In questi giorni la corte internazionale dell’Aja, ha espresso l’assoluto divieto per il Giappone di cacciare le balene. La sentenza, non è altro che il frutto di una battaglia iniziata quattro anni fa. Nel 2010, infatti, l’Australia aveva denunciato il Giappone alla corte internazionale, per la continua mattanza di cetacei, che le autorità locali stavano autorizzando nelle acque dell’oceano Antartico. Secondo quanto riportato dai dati australiani, solo nel 1988 i nipponici avevano ucciso più di diecimila balene.

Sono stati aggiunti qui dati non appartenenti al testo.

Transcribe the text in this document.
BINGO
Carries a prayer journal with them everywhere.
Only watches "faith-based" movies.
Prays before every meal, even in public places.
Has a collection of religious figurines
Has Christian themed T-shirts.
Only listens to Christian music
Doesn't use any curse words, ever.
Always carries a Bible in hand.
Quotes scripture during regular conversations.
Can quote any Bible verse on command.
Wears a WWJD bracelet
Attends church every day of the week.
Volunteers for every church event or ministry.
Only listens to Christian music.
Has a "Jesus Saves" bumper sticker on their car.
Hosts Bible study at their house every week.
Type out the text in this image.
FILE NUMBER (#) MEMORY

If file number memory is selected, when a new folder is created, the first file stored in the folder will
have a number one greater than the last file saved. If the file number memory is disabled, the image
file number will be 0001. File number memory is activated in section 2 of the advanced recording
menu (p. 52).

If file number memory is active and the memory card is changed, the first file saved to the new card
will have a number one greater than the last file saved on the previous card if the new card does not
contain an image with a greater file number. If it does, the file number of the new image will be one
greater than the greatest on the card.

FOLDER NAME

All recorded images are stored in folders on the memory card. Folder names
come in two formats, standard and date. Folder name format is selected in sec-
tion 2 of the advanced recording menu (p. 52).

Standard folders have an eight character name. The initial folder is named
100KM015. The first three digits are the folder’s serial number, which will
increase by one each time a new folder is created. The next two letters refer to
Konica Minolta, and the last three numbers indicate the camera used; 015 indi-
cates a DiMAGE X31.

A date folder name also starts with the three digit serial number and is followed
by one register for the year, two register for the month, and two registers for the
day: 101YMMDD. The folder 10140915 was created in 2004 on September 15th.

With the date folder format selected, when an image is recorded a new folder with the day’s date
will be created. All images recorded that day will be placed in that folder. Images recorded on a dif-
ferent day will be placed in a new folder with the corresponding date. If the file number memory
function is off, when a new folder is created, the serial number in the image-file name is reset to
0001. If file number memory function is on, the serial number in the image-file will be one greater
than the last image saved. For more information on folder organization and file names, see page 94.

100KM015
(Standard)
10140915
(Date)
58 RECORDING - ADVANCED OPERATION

Un’ignobile sterminio che i giapponesi avevano sempre giustificato, con le attenuanti di finalità scientifiche, o ancor peggio nascondendosi dietro la scusa di dover salvaguardare una tradizione enogastronomica locale.
La sentenza che dichiara illegale questa pratica, specifica, senza alcun dubbio: «Il Giappone – ha affermato Peter Tomka, giudice della Corte delle Nazioni Unite- deve revocare ogni autorizzazione, permesso o licenza del programma di ricerca Jarpa II e astenersi dal rilasciare ulteriori permessi per questo programma».
Immediata la risposta del Giappone che rammaricato, si è definito disposto ad accettare la sentenza della corte internazionale di giustizia «Siamo una nazione che pone grande importanza all’ordinamento giuridico internazionale e allo stato di diritto come fondamento della comunità internazionale», afferma una nota diffusa dal ministero degli Esteri di Tokyo.